Sproul has done most of his work in the Phoenix area, although he has done some statewide campaigns. For example, he managed Len Munsil's 2006 gubernatorial campaign. Munsil got all of 35 percent of the vote as Democrat Janet Napolitano racked up more votes than any governor in Arizona history.
Sproul is also the only political strategist in America who has lost an effort to ban gay marriage. Guess 2006 really wasn't his year.
Sproul has plenty of other experience--he hustled some GOP money guys out of hundreds of thousands of dollars to get an initiative on the ballot to cripple the state's Clean Elections program, only to see it tossed off the ballot by the Arizona Supreme Court before voters could decide its fate--but his biggest liability is all those stories about funny business related to voter-registration drives back in 2004.
In a year when Republicans are still trying to scrub away the stench of corruption that has pervaded the party, Sproul is probably not the sort of guy that Bee needs on his campaign. He might want to ask Jim Click for permission to dump him.
SCRAMBLEWATCH '08: CROWDED-HOUSE EDITIONState Rep. Linda Lopez has termed out in Legislative District 29, which covers south-central Tucson. Lopez is evidently ready to move up to the LD 29 Senate seat, which would set up a primary fight with incumbent Sen. Victor Soltero--except we're hearing that Soltero may not be seeking re-election. But that doesn't mean there won't be plenty of elbows getting thrown in LD 29. Just look for it in the House races, where five Democratic candidates are seeking two House seats, including the open one left behind by Lopez:
• Rep. Tom Prezelski is seeking his third term in the House. Prezelski will have to bring a better game than he did in 2006, when he failed to qualify for the state's Clean Elections program.
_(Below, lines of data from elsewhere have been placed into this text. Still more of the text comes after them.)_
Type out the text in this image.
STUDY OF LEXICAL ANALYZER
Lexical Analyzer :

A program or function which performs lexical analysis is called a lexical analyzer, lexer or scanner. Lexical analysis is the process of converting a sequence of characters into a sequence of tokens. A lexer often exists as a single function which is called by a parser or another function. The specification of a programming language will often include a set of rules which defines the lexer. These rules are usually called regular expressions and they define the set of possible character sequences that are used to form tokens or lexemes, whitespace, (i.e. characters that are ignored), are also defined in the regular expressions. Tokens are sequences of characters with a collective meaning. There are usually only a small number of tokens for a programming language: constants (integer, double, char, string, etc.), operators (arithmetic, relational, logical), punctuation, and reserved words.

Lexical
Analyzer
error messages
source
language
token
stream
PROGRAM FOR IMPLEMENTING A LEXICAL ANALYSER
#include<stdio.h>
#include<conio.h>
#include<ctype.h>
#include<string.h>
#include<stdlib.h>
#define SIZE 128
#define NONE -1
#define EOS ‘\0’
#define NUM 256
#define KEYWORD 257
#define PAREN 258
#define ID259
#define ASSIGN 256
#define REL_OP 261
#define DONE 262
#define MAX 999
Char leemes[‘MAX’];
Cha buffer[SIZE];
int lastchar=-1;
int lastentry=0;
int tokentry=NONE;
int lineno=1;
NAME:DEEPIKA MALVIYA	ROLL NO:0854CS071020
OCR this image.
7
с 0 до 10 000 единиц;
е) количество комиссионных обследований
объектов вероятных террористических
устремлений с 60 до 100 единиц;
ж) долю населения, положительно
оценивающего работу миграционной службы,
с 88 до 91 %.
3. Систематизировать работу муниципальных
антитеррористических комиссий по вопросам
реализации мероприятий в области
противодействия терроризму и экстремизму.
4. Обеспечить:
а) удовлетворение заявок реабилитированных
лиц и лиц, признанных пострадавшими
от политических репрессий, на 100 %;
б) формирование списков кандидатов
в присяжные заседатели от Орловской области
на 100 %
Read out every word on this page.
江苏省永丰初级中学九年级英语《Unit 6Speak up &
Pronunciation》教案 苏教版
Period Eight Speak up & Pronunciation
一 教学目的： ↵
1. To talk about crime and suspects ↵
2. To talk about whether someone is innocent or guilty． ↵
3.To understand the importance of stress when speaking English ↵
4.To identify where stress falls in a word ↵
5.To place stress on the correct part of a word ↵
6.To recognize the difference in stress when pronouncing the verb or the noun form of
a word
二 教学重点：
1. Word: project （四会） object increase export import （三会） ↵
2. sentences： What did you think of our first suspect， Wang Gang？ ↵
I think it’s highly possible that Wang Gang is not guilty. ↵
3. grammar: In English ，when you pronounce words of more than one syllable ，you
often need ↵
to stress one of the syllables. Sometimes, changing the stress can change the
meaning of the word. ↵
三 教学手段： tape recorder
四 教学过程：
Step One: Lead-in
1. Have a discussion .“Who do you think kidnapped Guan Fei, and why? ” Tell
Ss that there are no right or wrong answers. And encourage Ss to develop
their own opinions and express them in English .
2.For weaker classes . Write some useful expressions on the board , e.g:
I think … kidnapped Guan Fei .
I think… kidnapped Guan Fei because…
• Matt Heinz, a recently minted doctor who ran an aggressive if unsuccessful campaign in midtown LD 28 in 2006, is once again showing off his organizational skills. Heinz has already picked up a check from Clean Elections for almost $13K.
• Daniel Patterson, a blogger and enviro who put in time at the Center for Biological Diversity,
• Ephraim Cruz, a former Border Patrol officer who was cleared of charges that he illegally brought a Mexican national across the border. As Tim Vanderpool reported in these pages, Cruz maintained that he was brought up on bogus charges because he had reported that illegal immigrants were being mistreated while in Border Patrol custody.
• Patricia Puig, who came in a distant fourth in the 2006 LD 29 primary.
Republican Bruce Murchison is back for another shot at a House seat in the heavily Democratic district.
DON'T SPEND IT YETAlthough they're struggling to resolve a deficit that appears to be somewhere around $3 billion over the current and upcoming fiscal years, the Arizona Legislature remains still determined to cut the amount of money coming in to government.
Senate Republicans managed to find one Democrat to vote for the permanent repeal of the state property tax last week, which allowed it to pass with the required 16 votes.
Sen. Ken Cheuvront of Phoenix was the lone Dem to break ranks and vote for the tax break, which would cut another $250 million annually from the state's collections.
Cheuvront was mad at his fellow Democrats for not supporting a proposal to tighten up restrictions that prohibit the government from financially helping private businesses.
Supporters of the cut talk a lot about how it's going to help out the average Arizonan during these hard times. So what if it means more cuts to health-care programs, education and law enforcement?
The individual burden on the owner of a quarter-million dollar home came out to somewhere around $100 a year, but the big winners are utilities, mines and big retailers, who would save millions from the repeal.
And let's not kid ourselves: When lawmakers need to balance the budget, they have no problem with shifting costs down to the counties--which then have to raise property taxes to cover the next expenses.
Something tells us that Gov. Janet Napolitano isn't likely to sign the bill.